Stanford CoreNLP wrong coreference resolution

I am still playing with Stanford's CoreNLP and I am encountering strange results on a very trivial test of Coreference resolution.

Given the two sentences :

The hotel had a big bathroom. It was very clean.

I would expect "It" in sentence 2 to be coreferenced by "bathroom" or at least "a big bathroom" of sentence 1.

Unfortunately it point to "The hotel" which in my opinion is wrong.

Is there a way to solve this problem ? Do I need to train anything or is it supposed to work out of the box ?

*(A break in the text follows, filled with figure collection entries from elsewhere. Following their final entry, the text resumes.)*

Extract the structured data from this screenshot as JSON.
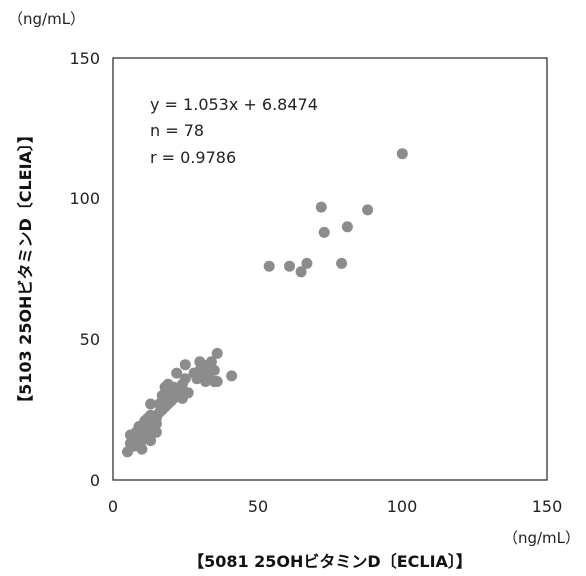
{
  "chart_data": {
    "type": "scatter",
    "title": "",
    "xlabel": "【5081  25OHビタミンD〔ECLIA〕】",
    "ylabel": "【5103  25OHビタミンD〔CLEIA〕】",
    "x_unit": "（ng/mL）",
    "y_unit": "（ng/mL）",
    "xlim": [
      0,
      150
    ],
    "ylim": [
      0,
      150
    ],
    "x_ticks": [
      "0",
      "50",
      "100",
      "150"
    ],
    "y_ticks": [
      "0",
      "50",
      "100",
      "150"
    ],
    "grid": false,
    "legend": "none",
    "marker_color": "#8c8c8c",
    "annotations": [
      "y = 1.053x + 6.8474",
      "n = 78",
      "r = 0.9786"
    ],
    "series": [
      {
        "points": [
          [
            5,
            10
          ],
          [
            6,
            13
          ],
          [
            6,
            16
          ],
          [
            7,
            12
          ],
          [
            7,
            15
          ],
          [
            8,
            14
          ],
          [
            8,
            17
          ],
          [
            9,
            12
          ],
          [
            9,
            16
          ],
          [
            9,
            19
          ],
          [
            10,
            11
          ],
          [
            10,
            14
          ],
          [
            10,
            17
          ],
          [
            11,
            15
          ],
          [
            11,
            18
          ],
          [
            11,
            21
          ],
          [
            12,
            16
          ],
          [
            12,
            19
          ],
          [
            12,
            22
          ],
          [
            13,
            14
          ],
          [
            13,
            17
          ],
          [
            13,
            20
          ],
          [
            13,
            23
          ],
          [
            13,
            27
          ],
          [
            14,
            18
          ],
          [
            14,
            21
          ],
          [
            15,
            17
          ],
          [
            15,
            20
          ],
          [
            15,
            22
          ],
          [
            16,
            24
          ],
          [
            16,
            27
          ],
          [
            17,
            25
          ],
          [
            17,
            28
          ],
          [
            17,
            30
          ],
          [
            18,
            26
          ],
          [
            18,
            29
          ],
          [
            18,
            33
          ],
          [
            19,
            27
          ],
          [
            19,
            31
          ],
          [
            19,
            34
          ],
          [
            20,
            28
          ],
          [
            20,
            32
          ],
          [
            21,
            29
          ],
          [
            21,
            33
          ],
          [
            22,
            30
          ],
          [
            22,
            38
          ],
          [
            23,
            32
          ],
          [
            24,
            34
          ],
          [
            25,
            36
          ],
          [
            25,
            41
          ],
          [
            26,
            31
          ],
          [
            28,
            38
          ],
          [
            29,
            36
          ],
          [
            30,
            39
          ],
          [
            30,
            42
          ],
          [
            31,
            37
          ],
          [
            31,
            41
          ],
          [
            32,
            35
          ],
          [
            32,
            40
          ],
          [
            33,
            36
          ],
          [
            33,
            38
          ],
          [
            34,
            42
          ],
          [
            35,
            35
          ],
          [
            35,
            39
          ],
          [
            36,
            45
          ],
          [
            36,
            35
          ],
          [
            41,
            37
          ],
          [
            54,
            76
          ],
          [
            61,
            76
          ],
          [
            65,
            74
          ],
          [
            67,
            77
          ],
          [
            72,
            97
          ],
          [
            73,
            88
          ],
          [
            79,
            77
          ],
          [
            81,
            90
          ],
          [
            88,
            96
          ],
          [
            100,
            116
          ],
          [
            24,
            29
          ]
        ]
      }
    ]
  }
}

    Annotation a = getPipeline().getAnnotation("The hotel had a big bathroom. It was very clean.");

    System.out.println(a.get(CorefChainAnnotation.class));

output :

{1=CHAIN1-["The hotel" in sentence 1, "It" in sentence 2], 2=CHAIN2-["a big bathroom" in sentence 1]}

Many thanks for your help.

Solution

Like many components in AI, the Stanford coreference system is only correct to a certain accuracy. In the case of coreference this accuracy is actually relatively low (~60 on standard benchmarks in a 0-100 range). To illustrate the difficulty of the problem, consider the following apparently similar sentence with a different coreference judgment:

The hotel had a big bathtub. It was very expensive.